Regresso de forma efémera à minha intervenção pública no DN para uma breve retrospetiva da I&D na Madeira motivada pelo assinalar de uma oportunidade histórica para a região.

Primeiro um ponto de situação com base nas estatísticas. Em 10 anos o peso da investigação e desenvolvimento na RAM passou de pouco mais 13m€ para cerca de 22m€ (um aumento de 75%). Em percentagem do PIB passou de 0,38% para 0,52%, ultrapassando os Açores e o Algarve e disputando com o Alentejo a posição de 4.ª região do país (Lisboa, Norte e Centro estão noutra divisão entre 1,4% e 1,9%). Para este esforço contribui decisivamente a criação de instituições regionais com capacidade para atraírem e executarem fundos europeus. Basta verificar que com pouco mais de 500 mil euros (o que orçamento regional paga) estas instituições foram capazes de alavancar a quase totalidade do investimento institucional na região. Este investimento atrair e fixar talento, promovendo o emprego qualificado. Segundo os dados de 2020 mais de 560 pessoas (4.1% da população ativa) dedicam a sua atividade à investigação. A isto chamava Mariano Gago a apropriação social e económica da investigação. Talvez por essa razão os nossos políticos comecem a dar atenção a esta área. Para além do sopro de modernidade, já são muitas famílias que reconhecem a importância da investigação nas oportunidades para os mais jovens e qualificados.

Essencial para esta mudança foi o desenvolvimento dos centros avaliados pela Fundação para a Ciência e Tecnologia (FCT).

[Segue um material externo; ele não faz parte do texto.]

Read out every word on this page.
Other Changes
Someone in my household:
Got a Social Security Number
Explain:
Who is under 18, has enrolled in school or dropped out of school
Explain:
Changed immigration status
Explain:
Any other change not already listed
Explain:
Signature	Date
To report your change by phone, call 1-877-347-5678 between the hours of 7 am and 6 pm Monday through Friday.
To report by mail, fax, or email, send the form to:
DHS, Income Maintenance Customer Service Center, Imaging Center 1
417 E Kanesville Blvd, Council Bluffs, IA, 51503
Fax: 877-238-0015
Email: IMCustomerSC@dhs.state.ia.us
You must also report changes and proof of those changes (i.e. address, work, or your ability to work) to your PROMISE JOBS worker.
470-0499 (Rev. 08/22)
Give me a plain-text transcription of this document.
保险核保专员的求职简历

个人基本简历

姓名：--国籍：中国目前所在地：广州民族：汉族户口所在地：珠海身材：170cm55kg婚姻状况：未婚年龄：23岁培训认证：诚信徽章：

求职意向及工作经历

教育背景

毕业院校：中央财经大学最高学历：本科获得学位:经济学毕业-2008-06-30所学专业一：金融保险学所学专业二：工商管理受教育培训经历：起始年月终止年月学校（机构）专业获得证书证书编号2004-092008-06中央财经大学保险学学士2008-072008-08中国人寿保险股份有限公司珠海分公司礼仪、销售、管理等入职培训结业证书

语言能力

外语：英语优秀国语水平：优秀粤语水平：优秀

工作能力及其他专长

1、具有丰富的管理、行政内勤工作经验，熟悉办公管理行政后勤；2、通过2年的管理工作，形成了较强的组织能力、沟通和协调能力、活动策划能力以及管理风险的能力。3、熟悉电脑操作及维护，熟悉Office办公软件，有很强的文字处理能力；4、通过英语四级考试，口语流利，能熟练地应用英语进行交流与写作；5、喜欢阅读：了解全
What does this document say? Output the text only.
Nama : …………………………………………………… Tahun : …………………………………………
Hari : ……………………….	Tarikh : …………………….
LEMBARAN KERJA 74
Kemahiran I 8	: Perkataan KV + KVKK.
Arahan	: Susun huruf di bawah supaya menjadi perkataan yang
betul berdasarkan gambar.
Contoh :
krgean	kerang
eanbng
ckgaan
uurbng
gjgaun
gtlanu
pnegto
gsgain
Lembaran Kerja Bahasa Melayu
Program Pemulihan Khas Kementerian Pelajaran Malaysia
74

Esta avaliação internacional permite aferir e credibilizar o trabalho dos grupos de investigação. Não basta juntar uns amigos e criar um centro qualquer é necessário que esse esforço seja reconhecido pelos pares. Na última década a região passou a contar com vários centros ou polos de unidades de investigação com massa crítica relevante e classificação de excelente (a mais alta atribuída pela FCT). O ITI/LARSyS que já era excelente manteve um polo na Madeira liderado pelo Prof. Pedro Campos, tal como o grupo liderado pelo Prof. Mikhail Benilov que passou a polo do IPFN – ambos são unidades e laboratórios associados do Instituto Superior Técnico (IST). O CQM, neste leque o único totalmente sedeado na Madeira, passou a excelente pela liderança e persistência do Prof. João Rodrigues. Finalmente o recém-criado MARE-Madeira liderado por João Clode que congrega a grande maioria de doutorados nas ciências do mar. Os restantes centros, ou não têm massa crítica, ou não conseguiram elevar a classificação acima do Bom.

É essencial manter os apoios e incentivos para que na próxima década possam evoluir e melhorar. Atribuir financiamento a grupos ou projetos que não têm a garantia de qualidade é um risco político arbitrário que terá muito provavelmente más consequências no futuro. Abandonar dinâmicas inclusivas e participadas de definição da estratégia de investigação para o próximo programa-quadro é também um sinal preocupante. Os projetos do Madeira 2014-20 foram determinantes para os resultados conseguidos na última década.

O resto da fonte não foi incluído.